Même casse-tête quand ils veulent avoir leurs arriérés de salaires quand ils étaient des enseignants contractuels. Pour entrer en possession de leurs arriérés, il faut céder au minimum un mois de salaire, informent-ils.

Comme ce fut le cas subi dans un passé récent par des énarques, médecins et magistrats, cette pratique qui s’appellerait “baptême” des jeunes fonctionnaires d’Etat se poursuit de plus belle.

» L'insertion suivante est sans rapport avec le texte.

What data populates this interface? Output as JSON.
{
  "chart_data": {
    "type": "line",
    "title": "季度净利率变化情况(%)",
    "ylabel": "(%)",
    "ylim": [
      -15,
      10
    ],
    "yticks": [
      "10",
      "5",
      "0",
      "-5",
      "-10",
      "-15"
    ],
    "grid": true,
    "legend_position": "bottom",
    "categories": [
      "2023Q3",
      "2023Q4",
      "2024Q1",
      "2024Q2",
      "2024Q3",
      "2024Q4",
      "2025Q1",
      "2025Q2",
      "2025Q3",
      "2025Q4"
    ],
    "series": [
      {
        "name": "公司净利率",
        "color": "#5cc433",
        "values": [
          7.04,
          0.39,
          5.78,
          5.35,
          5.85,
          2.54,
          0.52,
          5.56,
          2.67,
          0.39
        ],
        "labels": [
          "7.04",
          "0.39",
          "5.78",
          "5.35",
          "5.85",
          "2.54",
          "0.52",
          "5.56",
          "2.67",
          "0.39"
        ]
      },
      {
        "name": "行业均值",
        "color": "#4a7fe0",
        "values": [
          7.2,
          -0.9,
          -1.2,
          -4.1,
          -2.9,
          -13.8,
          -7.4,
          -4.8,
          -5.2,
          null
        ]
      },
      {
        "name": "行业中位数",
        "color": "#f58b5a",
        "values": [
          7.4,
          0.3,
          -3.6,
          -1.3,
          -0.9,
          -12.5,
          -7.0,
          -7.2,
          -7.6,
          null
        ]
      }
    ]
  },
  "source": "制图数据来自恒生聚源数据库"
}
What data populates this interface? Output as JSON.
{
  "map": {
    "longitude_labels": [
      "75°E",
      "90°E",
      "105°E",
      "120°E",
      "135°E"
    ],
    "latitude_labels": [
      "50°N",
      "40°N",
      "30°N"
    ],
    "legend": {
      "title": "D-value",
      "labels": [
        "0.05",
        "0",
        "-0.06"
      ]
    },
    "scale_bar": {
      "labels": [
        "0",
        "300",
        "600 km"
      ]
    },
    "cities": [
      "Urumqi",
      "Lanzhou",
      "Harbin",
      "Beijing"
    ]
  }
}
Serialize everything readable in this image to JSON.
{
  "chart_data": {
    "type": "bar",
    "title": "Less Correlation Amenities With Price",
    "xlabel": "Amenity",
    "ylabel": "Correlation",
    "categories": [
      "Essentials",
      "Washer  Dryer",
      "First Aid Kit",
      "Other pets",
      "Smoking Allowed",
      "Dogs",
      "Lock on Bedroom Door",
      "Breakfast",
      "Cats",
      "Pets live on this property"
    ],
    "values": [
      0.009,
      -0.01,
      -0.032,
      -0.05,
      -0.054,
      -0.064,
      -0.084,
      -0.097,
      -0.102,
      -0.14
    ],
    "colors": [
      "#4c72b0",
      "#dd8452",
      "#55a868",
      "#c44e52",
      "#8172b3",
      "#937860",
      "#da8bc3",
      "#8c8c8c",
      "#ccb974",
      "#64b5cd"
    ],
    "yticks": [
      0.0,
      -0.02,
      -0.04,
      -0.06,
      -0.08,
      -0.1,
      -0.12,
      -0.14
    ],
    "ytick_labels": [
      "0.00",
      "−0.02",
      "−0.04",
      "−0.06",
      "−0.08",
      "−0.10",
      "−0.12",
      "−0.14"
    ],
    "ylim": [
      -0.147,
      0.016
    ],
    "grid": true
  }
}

Le secrétaire général national du Syndicat des enseignants du Tchad (Set), Mbaïriss Ngartoïdé Blaise regrette que la corruption soit érigée en règle dans l’administration publique tchadienne. “La corruption, ce n’est pas nouveau ! Nous sommes ancrés dans la corruption depuis 30 ans. C’est devant cette sollicitation que ceux qui se disent enseignants doivent résister. Ils ne doivent rien donner, pas un rond !”, enjoint-il. Le Sg du Set relève que “le minimum de respect du droit des travailleurs, n’est pas respecté. On se trouve devant des défis syndicaux. Nous n’allons laisser aucun droit être négligé par le pouvoir”.

Un bémol tout de même. “Dans des cas pareils, ce sont des correspondances au ministre et à la solde. Mais aujourd’hui, c’est autant des écrits à la solde pour telles ou telles autres situations qui n’ont jamais été réglées. Et les enseignants sont sur les nerfs. Nous sommes dans un pays où vous êtes absolument obligés d’aller en grève avant qu’on ne vous appelle pour demander pourquoi vous allez en grève. Je crois que c’est ce que les autorités attendent”, menace le Sg du Set. Aux enseignants contractuels scientifiques reversés à la Fonction publique, Mbaïriss Ngartoidé Blaise promet : “Nous allons les défendre quand nous aurons un gouvernement en face. Nous connaissons où les dossiers sont entassés, où il y a blocus. Pour le moment, nous n’avons pas un gouvernement en face”. Peut-être que le bout du tunnel est pour bientôt étant donné qu’il y a déjà un gouvernement installé.